Salmon, 56, has been a leader in that fight. For two years, he has pressured Congress to protect Americans from unwarranted law enforcement scrutiny in cyberspace.
In May 2014, Salmon introduced legislation with the support of Republicans and one Democratic lawmaker that would amend the Electronic Communications Privacy Act.
The Electronic Communications Privacy Act was written in 1986, before Gmail, iPhones and cloud servers existed. Such platforms have the capacity to store communications for extended periods of time.
To read your postal mail, the government generally needs a warrant that is issued by a neutral magistrate and is based on probable cause that it will provide evidence of a crime.

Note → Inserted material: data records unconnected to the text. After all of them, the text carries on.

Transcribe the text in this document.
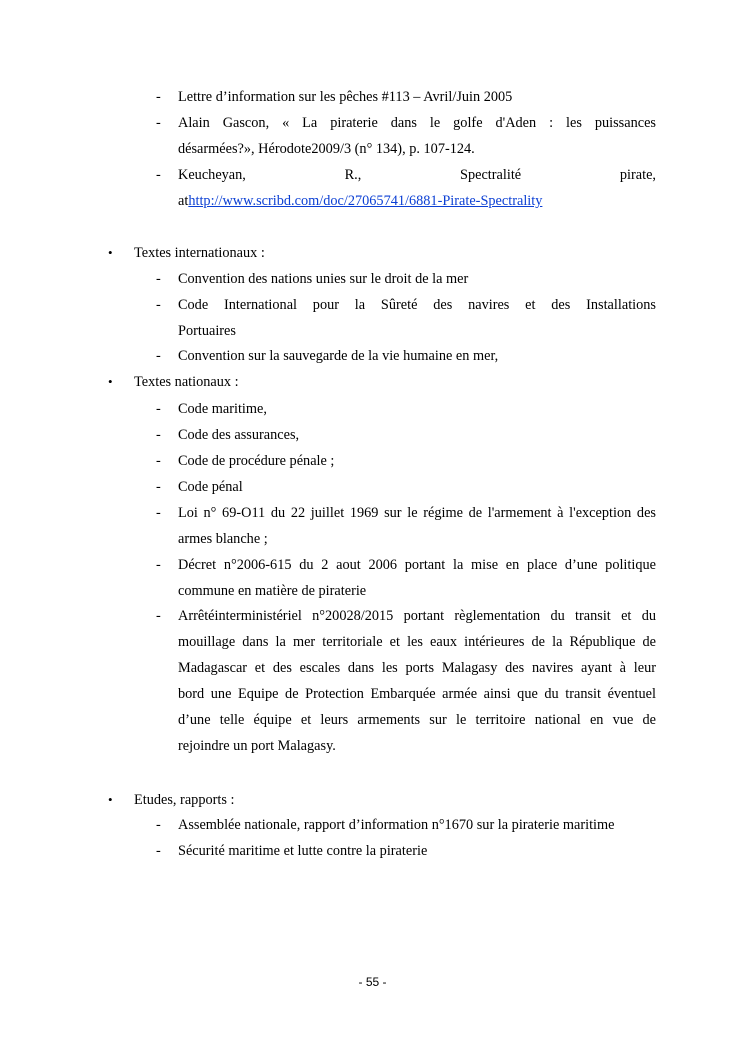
- Lettre d’information sur les pêches #113 – Avril/Juin 2005
- Alain Gascon, « La piraterie dans le golfe d'Aden : les puissances
désarmées?», Hérodote2009/3 (n° 134), p. 107-124.
- Keucheyan, R., Spectralité pirate,
athttp://www.scribd.com/doc/27065741/6881-Pirate-Spectrality
• Textes internationaux :
- Convention des nations unies sur le droit de la mer
- Code International pour la Sûreté des navires et des Installations
Portuaires
- Convention sur la sauvegarde de la vie humaine en mer,
• Textes nationaux :
- Code maritime,
- Code des assurances,
- Code de procédure pénale ;
- Code pénal
- Loi n° 69-O11 du 22 juillet 1969 sur le régime de l'armement à l'exception des
armes blanche ;
- Décret n°2006-615 du 2 aout 2006 portant la mise en place d’une politique
commune en matière de piraterie
- Arrêtéinterministériel n°20028/2015 portant règlementation du transit et du
mouillage dans la mer territoriale et les eaux intérieures de la République de
Madagascar et des escales dans les ports Malagasy des navires ayant à leur
bord une Equipe de Protection Embarquée armée ainsi que du transit éventuel
d’une telle équipe et leurs armements sur le territoire national en vue de
rejoindre un port Malagasy.
• Etudes, rapports :
- Assemblée nationale, rapport d’information n°1670 sur la piraterie maritime
- Sécurité maritime et lutte contre la piraterie
- 55 -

But under the Electronic Communications Privacy Act, as it was written in 1986, to read the content of emails, text messages and photos stored on a server for more than 180 days, the government doesn’t need a warrant at all.
That grants government easy access to electronic communications on Gmail, iCloud, iPhones and the like.
Salmon’s updates to the Electronic Communications Privacy Act would limit the government’s ability to access these emails and other forms of electronic communications without a warrant, sending the 180-day rule “into oblivion.”
On Monday, he re-introduced his provisions and touted their importance today at Heritage Action’s 2015 Conservative Policy Summit.
Greg Safsten, a legislative assistant for Salmon, told The Daily Signal that he expects the effort to garner as much—if not more—support as it did last year.
“This issue has saturated both the left and right, and I think Republicans are going to want to take ownership of it sooner rather than later,” he said. “It continues to gain momentum.”
“We all want the bad guys to be apprehended,” said Salmon. “But we’re not willing to trade our freedom for security or a false sense of security.”